McGrath makes a fine case for Christian Theism, and I particularly appreciated his doing this in post-modern style. He critiques the new atheism, particularly addressing the work of Christopher Dawkins, and he points out that Dawkins’s approach is very modernistic. McGrath thinks that this is a reason why the new atheism is not very effective. The days of enlightenment rationalism that characterized modernism are done in the western world, and so McGrath posits that a Christian apologetic which continues to argue in a rationalistic manner is not likely to be persuasive to young people in our time.

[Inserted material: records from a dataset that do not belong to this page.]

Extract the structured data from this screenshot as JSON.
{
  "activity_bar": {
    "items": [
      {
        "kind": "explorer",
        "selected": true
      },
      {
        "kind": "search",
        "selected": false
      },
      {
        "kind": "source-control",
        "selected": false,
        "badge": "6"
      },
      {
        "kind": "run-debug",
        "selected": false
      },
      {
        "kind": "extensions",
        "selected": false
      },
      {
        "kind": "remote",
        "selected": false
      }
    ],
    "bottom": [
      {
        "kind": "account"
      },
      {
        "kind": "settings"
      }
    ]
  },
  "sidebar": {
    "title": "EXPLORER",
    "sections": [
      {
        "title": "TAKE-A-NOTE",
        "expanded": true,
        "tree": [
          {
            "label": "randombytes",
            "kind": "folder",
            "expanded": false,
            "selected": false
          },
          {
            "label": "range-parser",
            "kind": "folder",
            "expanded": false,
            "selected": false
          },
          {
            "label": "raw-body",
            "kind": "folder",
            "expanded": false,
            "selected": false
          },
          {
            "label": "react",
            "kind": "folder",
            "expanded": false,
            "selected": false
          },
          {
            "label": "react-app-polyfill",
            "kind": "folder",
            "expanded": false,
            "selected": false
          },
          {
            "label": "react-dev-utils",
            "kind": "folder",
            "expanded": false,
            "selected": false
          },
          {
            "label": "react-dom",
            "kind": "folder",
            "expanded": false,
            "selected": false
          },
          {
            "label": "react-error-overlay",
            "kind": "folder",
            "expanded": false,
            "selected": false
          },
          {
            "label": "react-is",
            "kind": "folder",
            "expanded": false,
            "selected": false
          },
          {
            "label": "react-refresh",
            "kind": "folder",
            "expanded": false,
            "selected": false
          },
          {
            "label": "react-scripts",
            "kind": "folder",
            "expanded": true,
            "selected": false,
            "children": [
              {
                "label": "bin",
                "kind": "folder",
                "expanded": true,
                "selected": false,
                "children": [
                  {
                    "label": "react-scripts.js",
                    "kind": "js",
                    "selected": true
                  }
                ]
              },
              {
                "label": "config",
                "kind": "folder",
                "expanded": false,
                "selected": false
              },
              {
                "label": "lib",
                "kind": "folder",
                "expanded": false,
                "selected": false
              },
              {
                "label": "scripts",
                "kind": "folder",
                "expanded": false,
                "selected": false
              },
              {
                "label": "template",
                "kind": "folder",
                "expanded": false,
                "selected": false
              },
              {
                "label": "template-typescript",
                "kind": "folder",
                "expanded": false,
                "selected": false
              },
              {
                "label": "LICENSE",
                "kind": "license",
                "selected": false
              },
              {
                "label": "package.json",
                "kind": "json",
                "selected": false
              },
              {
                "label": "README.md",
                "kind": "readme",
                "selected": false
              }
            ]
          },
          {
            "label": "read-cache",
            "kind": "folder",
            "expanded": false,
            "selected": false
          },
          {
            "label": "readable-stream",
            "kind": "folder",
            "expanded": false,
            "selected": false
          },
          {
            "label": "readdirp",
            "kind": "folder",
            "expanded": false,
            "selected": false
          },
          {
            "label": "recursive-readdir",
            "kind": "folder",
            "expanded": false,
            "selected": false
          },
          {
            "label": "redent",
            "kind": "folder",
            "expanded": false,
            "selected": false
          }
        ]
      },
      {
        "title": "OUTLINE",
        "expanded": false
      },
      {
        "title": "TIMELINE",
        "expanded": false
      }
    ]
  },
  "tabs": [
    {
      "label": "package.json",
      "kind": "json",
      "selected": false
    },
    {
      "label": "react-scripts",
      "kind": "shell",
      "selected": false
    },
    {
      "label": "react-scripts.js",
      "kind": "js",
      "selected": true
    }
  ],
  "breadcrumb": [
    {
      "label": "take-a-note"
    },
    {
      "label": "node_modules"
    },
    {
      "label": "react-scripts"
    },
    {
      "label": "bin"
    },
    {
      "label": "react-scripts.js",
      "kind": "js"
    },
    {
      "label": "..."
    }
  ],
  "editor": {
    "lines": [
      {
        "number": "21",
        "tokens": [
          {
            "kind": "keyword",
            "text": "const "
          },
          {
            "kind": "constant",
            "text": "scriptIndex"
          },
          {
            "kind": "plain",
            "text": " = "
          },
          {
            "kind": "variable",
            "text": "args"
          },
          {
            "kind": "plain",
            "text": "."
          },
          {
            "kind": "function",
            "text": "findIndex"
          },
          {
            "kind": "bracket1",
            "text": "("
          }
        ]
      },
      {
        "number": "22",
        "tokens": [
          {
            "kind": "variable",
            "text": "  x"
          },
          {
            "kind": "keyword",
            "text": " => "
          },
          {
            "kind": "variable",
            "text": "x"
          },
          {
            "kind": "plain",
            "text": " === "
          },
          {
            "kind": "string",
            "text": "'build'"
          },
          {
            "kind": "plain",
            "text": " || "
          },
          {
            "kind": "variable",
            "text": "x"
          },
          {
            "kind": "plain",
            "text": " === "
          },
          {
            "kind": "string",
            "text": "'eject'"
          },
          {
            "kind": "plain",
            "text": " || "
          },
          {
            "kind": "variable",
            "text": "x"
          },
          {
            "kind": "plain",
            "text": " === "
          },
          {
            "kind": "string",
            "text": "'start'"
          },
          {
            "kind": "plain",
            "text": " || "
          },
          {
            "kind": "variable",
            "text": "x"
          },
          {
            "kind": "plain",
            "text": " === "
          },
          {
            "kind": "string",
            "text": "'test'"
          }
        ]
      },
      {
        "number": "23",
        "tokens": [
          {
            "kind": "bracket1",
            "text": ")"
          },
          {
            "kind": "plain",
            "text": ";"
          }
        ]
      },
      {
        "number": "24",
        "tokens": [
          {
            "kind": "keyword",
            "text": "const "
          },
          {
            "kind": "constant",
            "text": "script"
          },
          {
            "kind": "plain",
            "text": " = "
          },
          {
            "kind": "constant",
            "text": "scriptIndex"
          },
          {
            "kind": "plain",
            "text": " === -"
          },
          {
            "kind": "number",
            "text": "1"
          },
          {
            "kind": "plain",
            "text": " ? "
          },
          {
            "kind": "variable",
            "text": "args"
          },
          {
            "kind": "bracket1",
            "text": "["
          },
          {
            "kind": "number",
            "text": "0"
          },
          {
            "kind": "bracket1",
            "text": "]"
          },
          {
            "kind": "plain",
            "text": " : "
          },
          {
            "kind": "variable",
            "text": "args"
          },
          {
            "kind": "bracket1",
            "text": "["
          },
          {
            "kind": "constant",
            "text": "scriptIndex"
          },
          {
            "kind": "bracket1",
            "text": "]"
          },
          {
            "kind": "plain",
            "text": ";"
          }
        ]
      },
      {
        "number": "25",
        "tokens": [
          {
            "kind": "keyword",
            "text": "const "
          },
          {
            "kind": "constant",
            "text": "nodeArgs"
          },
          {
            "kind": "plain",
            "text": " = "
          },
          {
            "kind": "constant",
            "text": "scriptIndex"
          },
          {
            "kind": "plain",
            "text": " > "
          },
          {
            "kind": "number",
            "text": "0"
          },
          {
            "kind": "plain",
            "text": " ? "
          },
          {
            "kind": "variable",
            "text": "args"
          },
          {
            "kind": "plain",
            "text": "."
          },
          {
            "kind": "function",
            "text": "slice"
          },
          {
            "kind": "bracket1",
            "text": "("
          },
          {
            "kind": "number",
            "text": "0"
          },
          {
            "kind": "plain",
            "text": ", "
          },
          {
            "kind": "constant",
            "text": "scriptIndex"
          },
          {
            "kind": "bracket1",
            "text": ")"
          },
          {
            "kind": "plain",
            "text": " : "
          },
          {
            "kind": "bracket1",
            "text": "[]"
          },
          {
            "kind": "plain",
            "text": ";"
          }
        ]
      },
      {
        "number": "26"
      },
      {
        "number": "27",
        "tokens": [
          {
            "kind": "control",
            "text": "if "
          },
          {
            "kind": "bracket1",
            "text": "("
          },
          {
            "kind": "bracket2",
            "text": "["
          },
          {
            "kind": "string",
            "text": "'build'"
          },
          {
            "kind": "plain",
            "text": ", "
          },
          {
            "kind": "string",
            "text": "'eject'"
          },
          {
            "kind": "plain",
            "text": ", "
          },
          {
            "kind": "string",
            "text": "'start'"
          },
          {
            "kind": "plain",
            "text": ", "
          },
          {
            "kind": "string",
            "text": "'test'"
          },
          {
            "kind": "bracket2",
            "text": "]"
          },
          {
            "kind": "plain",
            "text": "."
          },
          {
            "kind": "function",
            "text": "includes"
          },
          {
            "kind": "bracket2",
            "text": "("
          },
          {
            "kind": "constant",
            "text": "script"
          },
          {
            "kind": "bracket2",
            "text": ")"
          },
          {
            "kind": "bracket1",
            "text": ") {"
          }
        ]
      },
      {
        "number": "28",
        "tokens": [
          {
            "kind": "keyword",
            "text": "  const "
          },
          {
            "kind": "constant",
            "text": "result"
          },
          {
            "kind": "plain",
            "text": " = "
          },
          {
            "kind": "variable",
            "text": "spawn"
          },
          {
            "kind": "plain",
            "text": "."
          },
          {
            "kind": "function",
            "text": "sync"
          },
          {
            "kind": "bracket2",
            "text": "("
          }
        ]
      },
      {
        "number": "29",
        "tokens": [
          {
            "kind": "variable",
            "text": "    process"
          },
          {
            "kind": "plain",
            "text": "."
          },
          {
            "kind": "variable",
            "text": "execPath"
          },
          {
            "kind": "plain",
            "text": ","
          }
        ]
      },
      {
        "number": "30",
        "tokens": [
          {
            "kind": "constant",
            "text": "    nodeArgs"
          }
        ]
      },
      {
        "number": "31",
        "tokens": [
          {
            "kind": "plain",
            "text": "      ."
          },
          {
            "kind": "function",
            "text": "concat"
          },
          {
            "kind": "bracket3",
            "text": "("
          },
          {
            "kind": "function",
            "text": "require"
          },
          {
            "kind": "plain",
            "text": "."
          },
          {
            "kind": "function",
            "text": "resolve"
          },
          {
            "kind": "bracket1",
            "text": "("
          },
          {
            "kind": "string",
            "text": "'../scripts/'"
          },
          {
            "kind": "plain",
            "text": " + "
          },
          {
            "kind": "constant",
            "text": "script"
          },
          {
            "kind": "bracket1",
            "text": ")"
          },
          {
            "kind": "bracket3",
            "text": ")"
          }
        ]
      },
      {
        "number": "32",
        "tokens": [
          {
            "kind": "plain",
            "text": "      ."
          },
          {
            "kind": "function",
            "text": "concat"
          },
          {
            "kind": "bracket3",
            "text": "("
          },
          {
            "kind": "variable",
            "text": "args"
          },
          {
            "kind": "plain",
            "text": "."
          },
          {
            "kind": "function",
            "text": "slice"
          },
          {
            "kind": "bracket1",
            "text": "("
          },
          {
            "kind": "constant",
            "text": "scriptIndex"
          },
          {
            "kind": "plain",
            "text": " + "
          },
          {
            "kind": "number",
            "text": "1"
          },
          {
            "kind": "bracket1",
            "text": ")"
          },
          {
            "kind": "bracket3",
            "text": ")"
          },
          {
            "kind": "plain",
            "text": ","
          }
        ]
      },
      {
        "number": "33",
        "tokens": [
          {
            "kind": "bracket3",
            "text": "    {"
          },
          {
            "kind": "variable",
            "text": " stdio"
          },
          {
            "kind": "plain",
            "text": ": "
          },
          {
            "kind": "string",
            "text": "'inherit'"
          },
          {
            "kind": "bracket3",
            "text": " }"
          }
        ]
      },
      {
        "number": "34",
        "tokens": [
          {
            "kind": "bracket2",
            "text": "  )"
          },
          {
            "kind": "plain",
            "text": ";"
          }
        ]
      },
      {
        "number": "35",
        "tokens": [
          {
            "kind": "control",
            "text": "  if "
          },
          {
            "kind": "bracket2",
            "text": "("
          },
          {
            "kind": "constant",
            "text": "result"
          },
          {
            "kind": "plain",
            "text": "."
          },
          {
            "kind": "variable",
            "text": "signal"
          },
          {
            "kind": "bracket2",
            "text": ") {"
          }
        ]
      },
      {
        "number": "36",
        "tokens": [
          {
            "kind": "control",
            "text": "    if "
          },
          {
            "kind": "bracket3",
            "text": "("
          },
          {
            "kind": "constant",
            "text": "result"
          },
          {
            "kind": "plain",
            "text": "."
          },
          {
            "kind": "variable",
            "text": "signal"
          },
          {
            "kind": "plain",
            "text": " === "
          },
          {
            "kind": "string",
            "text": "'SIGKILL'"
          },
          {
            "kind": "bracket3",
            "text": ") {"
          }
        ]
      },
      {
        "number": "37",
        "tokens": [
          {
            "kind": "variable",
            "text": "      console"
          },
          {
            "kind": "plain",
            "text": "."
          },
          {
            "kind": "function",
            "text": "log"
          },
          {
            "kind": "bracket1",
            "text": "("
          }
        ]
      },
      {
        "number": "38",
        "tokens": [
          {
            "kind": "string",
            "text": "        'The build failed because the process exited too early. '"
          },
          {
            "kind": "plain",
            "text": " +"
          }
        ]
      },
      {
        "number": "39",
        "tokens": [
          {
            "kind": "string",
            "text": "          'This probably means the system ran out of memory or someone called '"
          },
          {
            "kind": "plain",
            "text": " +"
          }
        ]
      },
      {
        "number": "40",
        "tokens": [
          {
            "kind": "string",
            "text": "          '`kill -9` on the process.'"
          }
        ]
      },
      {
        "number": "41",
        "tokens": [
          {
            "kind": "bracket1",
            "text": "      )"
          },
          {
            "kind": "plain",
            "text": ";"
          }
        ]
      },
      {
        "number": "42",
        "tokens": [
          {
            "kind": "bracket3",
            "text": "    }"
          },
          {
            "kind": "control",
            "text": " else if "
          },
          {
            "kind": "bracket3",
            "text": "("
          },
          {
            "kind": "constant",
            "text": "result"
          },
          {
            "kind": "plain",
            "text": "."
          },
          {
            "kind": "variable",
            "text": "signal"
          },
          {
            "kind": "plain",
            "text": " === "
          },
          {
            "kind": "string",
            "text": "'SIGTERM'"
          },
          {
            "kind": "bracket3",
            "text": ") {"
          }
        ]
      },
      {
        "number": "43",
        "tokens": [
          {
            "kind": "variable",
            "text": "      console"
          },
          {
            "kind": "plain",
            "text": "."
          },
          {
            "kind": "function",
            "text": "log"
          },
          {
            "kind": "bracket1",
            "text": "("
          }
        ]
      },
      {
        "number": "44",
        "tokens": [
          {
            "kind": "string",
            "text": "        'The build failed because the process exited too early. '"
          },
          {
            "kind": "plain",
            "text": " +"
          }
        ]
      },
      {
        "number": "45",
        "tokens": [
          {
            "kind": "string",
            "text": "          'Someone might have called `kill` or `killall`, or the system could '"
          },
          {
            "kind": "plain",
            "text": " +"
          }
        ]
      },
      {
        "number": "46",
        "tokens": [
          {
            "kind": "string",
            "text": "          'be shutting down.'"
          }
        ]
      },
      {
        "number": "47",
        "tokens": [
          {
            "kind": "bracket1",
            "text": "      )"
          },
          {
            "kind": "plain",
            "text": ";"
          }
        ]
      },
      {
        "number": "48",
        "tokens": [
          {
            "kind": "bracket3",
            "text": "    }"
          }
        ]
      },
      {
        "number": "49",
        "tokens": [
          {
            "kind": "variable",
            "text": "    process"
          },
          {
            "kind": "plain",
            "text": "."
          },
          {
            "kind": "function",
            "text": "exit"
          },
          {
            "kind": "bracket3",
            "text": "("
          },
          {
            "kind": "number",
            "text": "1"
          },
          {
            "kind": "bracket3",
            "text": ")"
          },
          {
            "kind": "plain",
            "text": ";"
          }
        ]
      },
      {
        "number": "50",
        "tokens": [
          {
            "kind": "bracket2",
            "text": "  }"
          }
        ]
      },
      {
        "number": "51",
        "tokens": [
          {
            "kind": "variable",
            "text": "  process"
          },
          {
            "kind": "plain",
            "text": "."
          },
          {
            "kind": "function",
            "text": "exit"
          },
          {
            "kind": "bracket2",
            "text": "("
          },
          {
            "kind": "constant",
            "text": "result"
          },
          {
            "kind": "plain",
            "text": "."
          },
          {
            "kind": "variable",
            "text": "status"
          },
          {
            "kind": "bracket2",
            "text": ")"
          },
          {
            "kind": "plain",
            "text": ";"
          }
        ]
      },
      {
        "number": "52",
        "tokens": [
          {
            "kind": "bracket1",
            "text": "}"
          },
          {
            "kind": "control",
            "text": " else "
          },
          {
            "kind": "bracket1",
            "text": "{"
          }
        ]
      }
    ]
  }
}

McGrath was himself an atheist in his younger years as a scientist, and so he brings his personal experience of conversion to Christianity to his argument against atheism. He has been very much helped by C. S. Lewis, and I think that McGrath’s lectures are examples of the perspective that Lewis himself described, and which McGrath quotes:
I believe in Christianity as I believe that the sun has risen: not only because I see it, but because by it I see everything else.
Working in that mode, McGrath argues for Christianity on the two grounds which post-modernists value: 1) Christian theology is internally coherent. It all hangs together beautifully. 2) The Christian worldview makes best sense of what we experience in life, and it most powerfully offers hope in the midst of the often difficult circumstances we face in this world.
McGrath also stresses the power of imagination in conceptualizing truth and in presenting it. He is certainly not an irrationalist, but he suggests that reason is not enough to commend Christian faith in our context. I recommend his lectures to you.
One reply on “McGrath’s post-modern apologetic for Christian Theism”
I like much of what I’ve read from McGrath. When I was reading a lot of books by atheists promoting atheism, I would often read a Christian book to counter each atheistic one. For example, “God is Not Great” by C. Hitchens (one of the least convincing books I’ve read promoting atheism) was accompanied by his brother’s book “The Rage Against God.” “The End of Faith” by Sam Harris went along with “The End of Reason” by Ravi Zacharias. And of course, McGrath’s book (that was written with his wife) “The Dawkins Delusion?” went along with “The God Delusion.” I appreciated it’s brevity, tone, and reasoned arguments.